2. We don’t tell each other how we feel enough
The words of affirmation and love that were expressed during the walk touched all of us. It reinforces the power of nature, slowing down and especially parking the tech. The ancient ritual of fireside chats, stillness, and shared effort created a beautiful space that we rarely access in our everyday life. It is what it is, life generally has too much noise. I am so grateful to do this work and assist in holding space for those moments.
3. People like nice surprises
A wonderful chap called Elvis provides a portering service for the Otter. While there is currency in carrying your own stuff, it was wonderful to have him deliver some goodies on day 4 at camp.

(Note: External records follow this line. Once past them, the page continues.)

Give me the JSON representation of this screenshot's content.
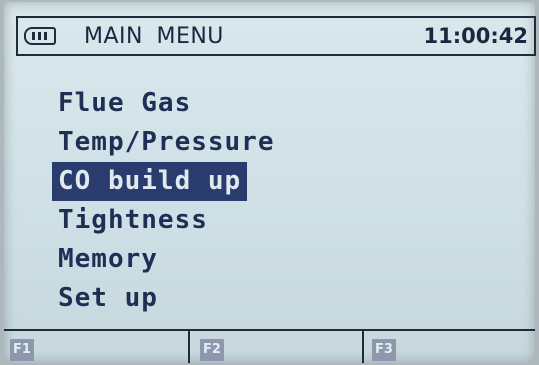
{
  "header": {
    "title": "MAIN  MENU",
    "time": "11:00:42",
    "battery_icon": "battery-icon"
  },
  "menu": {
    "items": [
      {
        "label": "Flue Gas",
        "selected": false
      },
      {
        "label": "Temp/Pressure",
        "selected": false
      },
      {
        "label": "CO build up",
        "selected": true
      },
      {
        "label": "Tightness",
        "selected": false
      },
      {
        "label": "Memory",
        "selected": false
      },
      {
        "label": "Set up",
        "selected": false
      }
    ]
  },
  "function_keys": [
    {
      "label": "F1"
    },
    {
      "label": "F2"
    },
    {
      "label": "F3"
    }
  ],
  "colors": {
    "screen": "#d4e4e9",
    "text": "#1f2e54",
    "highlight": "#2a3b6e",
    "highlight_text": "#dfe9ee"
  }
}
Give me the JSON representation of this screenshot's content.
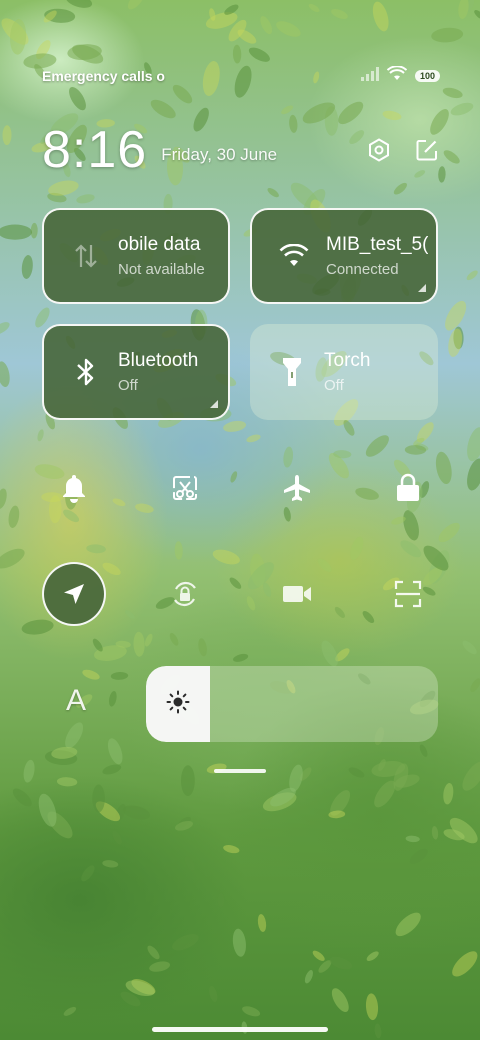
{
  "status_bar": {
    "carrier_text": "Emergency calls o",
    "battery": "100"
  },
  "header": {
    "time": "8:16",
    "date": "Friday, 30 June"
  },
  "tiles": [
    {
      "title": "obile data",
      "subtitle": "Not available",
      "icon": "mobile-data-icon",
      "active": true
    },
    {
      "title": "MIB_test_5(",
      "subtitle": "Connected",
      "icon": "wifi-icon",
      "active": true
    },
    {
      "title": "Bluetooth",
      "subtitle": "Off",
      "icon": "bluetooth-icon",
      "active": true
    },
    {
      "title": "Torch",
      "subtitle": "Off",
      "icon": "torch-icon",
      "active": false
    }
  ],
  "toggles_row1": [
    "bell-icon",
    "screenshot-icon",
    "airplane-icon",
    "lock-icon"
  ],
  "toggles_row2": [
    "location-icon",
    "rotation-lock-icon",
    "video-icon",
    "scan-icon"
  ],
  "brightness": {
    "font_label": "A",
    "level": 0.22
  },
  "colors": {
    "tile_active": "#46643a",
    "accent_white": "#ffffff"
  }
}
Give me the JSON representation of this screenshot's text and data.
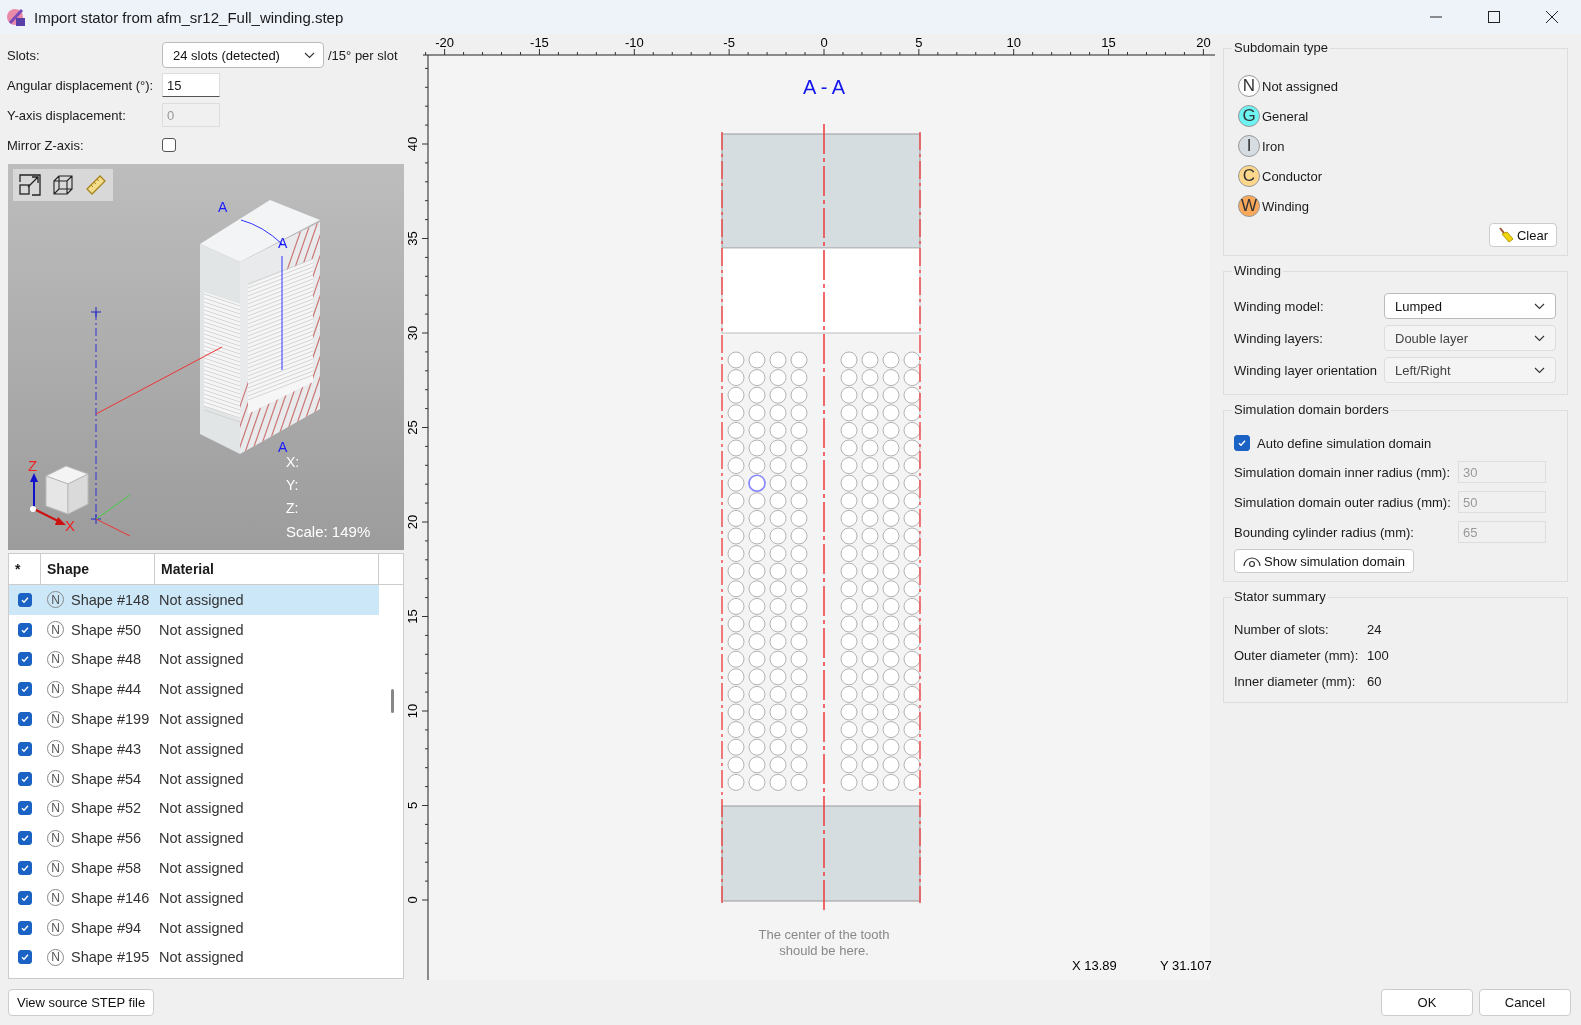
{
  "window": {
    "title": "Import stator from afm_sr12_Full_winding.step"
  },
  "form": {
    "slots_label": "Slots:",
    "slots_value": "24 slots (detected)",
    "slots_suffix": "/15° per slot",
    "angular_label": "Angular displacement (°):",
    "angular_value": "15",
    "y_label": "Y-axis displacement:",
    "y_value": "0",
    "y_disabled": true,
    "mirror_label": "Mirror Z-axis:",
    "mirror_checked": false
  },
  "viewer": {
    "section_labels": [
      "A",
      "A",
      "A"
    ],
    "axis_labels": [
      "Z",
      "X"
    ],
    "coords": [
      "X:",
      "Y:",
      "Z:"
    ],
    "scale": "Scale: 149%"
  },
  "table": {
    "columns": [
      "*",
      "Shape",
      "Material"
    ],
    "rows": [
      {
        "checked": true,
        "badge": "N",
        "shape": "Shape #148",
        "material": "Not assigned",
        "selected": true
      },
      {
        "checked": true,
        "badge": "N",
        "shape": "Shape #50",
        "material": "Not assigned",
        "selected": false
      },
      {
        "checked": true,
        "badge": "N",
        "shape": "Shape #48",
        "material": "Not assigned",
        "selected": false
      },
      {
        "checked": true,
        "badge": "N",
        "shape": "Shape #44",
        "material": "Not assigned",
        "selected": false
      },
      {
        "checked": true,
        "badge": "N",
        "shape": "Shape #199",
        "material": "Not assigned",
        "selected": false
      },
      {
        "checked": true,
        "badge": "N",
        "shape": "Shape #43",
        "material": "Not assigned",
        "selected": false
      },
      {
        "checked": true,
        "badge": "N",
        "shape": "Shape #54",
        "material": "Not assigned",
        "selected": false
      },
      {
        "checked": true,
        "badge": "N",
        "shape": "Shape #52",
        "material": "Not assigned",
        "selected": false
      },
      {
        "checked": true,
        "badge": "N",
        "shape": "Shape #56",
        "material": "Not assigned",
        "selected": false
      },
      {
        "checked": true,
        "badge": "N",
        "shape": "Shape #58",
        "material": "Not assigned",
        "selected": false
      },
      {
        "checked": true,
        "badge": "N",
        "shape": "Shape #146",
        "material": "Not assigned",
        "selected": false
      },
      {
        "checked": true,
        "badge": "N",
        "shape": "Shape #94",
        "material": "Not assigned",
        "selected": false
      },
      {
        "checked": true,
        "badge": "N",
        "shape": "Shape #195",
        "material": "Not assigned",
        "selected": false
      }
    ]
  },
  "drawing": {
    "x_ticks": [
      "-20",
      "-15",
      "-10",
      "-5",
      "0",
      "5",
      "10",
      "15",
      "20"
    ],
    "y_ticks": [
      "0",
      "5",
      "10",
      "15",
      "20",
      "25",
      "30",
      "35",
      "40"
    ],
    "title": "A - A",
    "hint": [
      "The center of the tooth",
      "should be here."
    ],
    "cursor_x": "X 13.89",
    "cursor_y": "Y 31.107"
  },
  "subdomain_type": {
    "title": "Subdomain type",
    "types": [
      {
        "symbol": "N",
        "label": "Not assigned",
        "color": "#ffffff"
      },
      {
        "symbol": "G",
        "label": "General",
        "color": "#6ef3f3"
      },
      {
        "symbol": "I",
        "label": "Iron",
        "color": "#d6dde2"
      },
      {
        "symbol": "C",
        "label": "Conductor",
        "color": "#fdd88c"
      },
      {
        "symbol": "W",
        "label": "Winding",
        "color": "#f9a85a"
      }
    ],
    "clear": "Clear"
  },
  "winding": {
    "title": "Winding",
    "fields": [
      {
        "label": "Winding model:",
        "value": "Lumped",
        "disabled": false
      },
      {
        "label": "Winding layers:",
        "value": "Double layer",
        "disabled": true
      },
      {
        "label": "Winding layer orientation",
        "value": "Left/Right",
        "disabled": true
      }
    ]
  },
  "simulation_domain": {
    "title": "Simulation domain borders",
    "auto_label": "Auto define simulation domain",
    "auto_checked": true,
    "fields": [
      {
        "label": "Simulation domain inner radius (mm):",
        "value": "30",
        "disabled": true
      },
      {
        "label": "Simulation domain outer radius (mm):",
        "value": "50",
        "disabled": true
      },
      {
        "label": "Bounding cylinder radius (mm):",
        "value": "65",
        "disabled": true
      }
    ],
    "show_button": "Show simulation domain"
  },
  "stator_summary": {
    "title": "Stator summary",
    "items": [
      {
        "label": "Number of slots:",
        "value": "24"
      },
      {
        "label": "Outer diameter (mm):",
        "value": "100"
      },
      {
        "label": "Inner diameter (mm):",
        "value": "60"
      }
    ]
  },
  "footer": {
    "view_source": "View source STEP file",
    "ok": "OK",
    "cancel": "Cancel"
  }
}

The beer, wine, whiskey, chocolates, chips, and boerie rolls delivered were devoured by our exhausted group and contributed to a festive last evening. My inadvertent assistant was my mom, who had joined me for the ride and kindly assisted in some last-minute shopping from her home base in Plett. In the Luxury Safaris world, our partners at And Beyond calls this the culture of “delights”. We call it the “it’s how well I do not my job”. Either way, surprises are cool. We should do more of them, not just on walks.
There is a wonderful sense of purpose to creating beautiful moments and memories for folks. In a year when our ability as tourism professionals to do this has severely been curtailed, this walk reaffirmed that mission.
And success was driving back with one of the chaps, and discussing how we will one day bring back our families, once the kids are old enough. Not if. How.
I wonder what the Men’s Walk in July will offer in terms of learning and growth.